Limits hide well, so most are not right in my awareness every day. I like suddenly noticing something very different in my thinking, like a willingness to do something I’d never done.

Yesterday, I got out, feeling a need to take action on something. I decided to go to a local breakfast place. I got there, parked in the back, and began walking that way.

I noticed a small unfamiliar store I was passing advertising different coffee flavors. It caught my attention. I first mentally passed on it, but something in me said “why not check it out?” So I did. I knew I’d be alone at breakfast, and I wanted some conversation. Primal was brewing courage in me, and I followed it (one loop done the previous night).

I ended up talking to the owner for a while, bought a coffee, and found 2 books. It was a bookstore/coffeeshop, a desired hideout for me.

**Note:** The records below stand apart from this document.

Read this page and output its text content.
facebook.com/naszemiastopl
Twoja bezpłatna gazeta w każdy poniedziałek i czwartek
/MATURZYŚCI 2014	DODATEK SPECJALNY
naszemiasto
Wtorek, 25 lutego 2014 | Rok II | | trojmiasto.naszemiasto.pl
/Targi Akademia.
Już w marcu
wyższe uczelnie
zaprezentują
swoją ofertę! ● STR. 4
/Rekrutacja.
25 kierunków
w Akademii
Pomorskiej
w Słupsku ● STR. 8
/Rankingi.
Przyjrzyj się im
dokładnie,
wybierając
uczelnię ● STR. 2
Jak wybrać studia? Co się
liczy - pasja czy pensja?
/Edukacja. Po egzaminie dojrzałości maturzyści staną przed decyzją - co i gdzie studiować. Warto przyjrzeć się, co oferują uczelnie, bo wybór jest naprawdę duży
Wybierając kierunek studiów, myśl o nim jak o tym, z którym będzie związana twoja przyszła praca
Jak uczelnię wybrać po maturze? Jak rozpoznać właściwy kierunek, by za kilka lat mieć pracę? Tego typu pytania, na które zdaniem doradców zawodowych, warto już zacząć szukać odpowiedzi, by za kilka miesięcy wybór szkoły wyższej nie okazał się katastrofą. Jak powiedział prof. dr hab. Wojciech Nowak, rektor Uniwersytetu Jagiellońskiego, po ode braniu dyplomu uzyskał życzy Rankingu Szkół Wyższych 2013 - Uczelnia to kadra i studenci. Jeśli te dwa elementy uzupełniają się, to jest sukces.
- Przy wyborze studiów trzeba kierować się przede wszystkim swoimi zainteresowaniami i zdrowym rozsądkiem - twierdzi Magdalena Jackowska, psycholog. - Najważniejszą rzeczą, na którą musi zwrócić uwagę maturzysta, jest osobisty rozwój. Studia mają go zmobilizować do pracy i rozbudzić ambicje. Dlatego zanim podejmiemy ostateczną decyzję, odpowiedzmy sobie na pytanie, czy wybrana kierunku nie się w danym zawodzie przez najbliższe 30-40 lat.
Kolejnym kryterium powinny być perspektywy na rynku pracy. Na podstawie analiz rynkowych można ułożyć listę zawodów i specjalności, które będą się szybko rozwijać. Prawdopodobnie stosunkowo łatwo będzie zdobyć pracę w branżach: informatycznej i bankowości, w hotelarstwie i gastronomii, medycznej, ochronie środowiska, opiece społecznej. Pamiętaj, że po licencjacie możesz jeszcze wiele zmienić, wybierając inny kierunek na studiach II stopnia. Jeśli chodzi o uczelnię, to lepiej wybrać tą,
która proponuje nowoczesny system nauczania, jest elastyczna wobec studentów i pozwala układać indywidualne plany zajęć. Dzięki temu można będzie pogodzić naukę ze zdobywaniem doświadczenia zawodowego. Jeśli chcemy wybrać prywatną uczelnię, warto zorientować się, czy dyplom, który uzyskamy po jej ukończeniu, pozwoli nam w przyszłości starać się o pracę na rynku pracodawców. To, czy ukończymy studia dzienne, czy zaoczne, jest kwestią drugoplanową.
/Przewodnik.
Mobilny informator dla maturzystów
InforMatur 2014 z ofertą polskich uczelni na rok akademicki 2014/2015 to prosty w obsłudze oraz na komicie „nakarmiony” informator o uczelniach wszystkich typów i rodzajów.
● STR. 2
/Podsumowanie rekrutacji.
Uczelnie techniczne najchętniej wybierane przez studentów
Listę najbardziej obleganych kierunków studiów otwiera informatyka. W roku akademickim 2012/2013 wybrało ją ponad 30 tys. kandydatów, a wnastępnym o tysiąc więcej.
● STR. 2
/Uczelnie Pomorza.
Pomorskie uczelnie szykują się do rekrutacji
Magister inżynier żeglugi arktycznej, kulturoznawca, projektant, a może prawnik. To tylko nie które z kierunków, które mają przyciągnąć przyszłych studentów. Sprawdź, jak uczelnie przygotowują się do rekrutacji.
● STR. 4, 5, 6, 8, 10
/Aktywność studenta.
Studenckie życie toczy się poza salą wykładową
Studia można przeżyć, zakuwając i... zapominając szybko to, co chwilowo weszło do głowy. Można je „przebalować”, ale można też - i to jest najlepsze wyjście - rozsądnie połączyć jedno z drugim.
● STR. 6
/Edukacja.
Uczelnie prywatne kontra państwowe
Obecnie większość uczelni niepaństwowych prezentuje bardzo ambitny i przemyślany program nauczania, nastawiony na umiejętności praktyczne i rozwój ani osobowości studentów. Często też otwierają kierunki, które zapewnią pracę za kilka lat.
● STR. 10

Well, while there, over half a dozen young women came in while I tried to read. Reading when girls are putting their backsides in my proximity was…quite difficult. I didn’t have any conversation with any of them, but I have had fears of acting creepy. I had come there to be honest with myself, so I didn’t want to put on any fronts. My limits (or fear-based fronts) with women are actively being worked on.

I just had not planned any of that. My limited thinking laid down for a while, and now I know where young women often hang out in Qtip city, where I live. I’m not a bar person, so this was something I’ve been wandering about for quite a while.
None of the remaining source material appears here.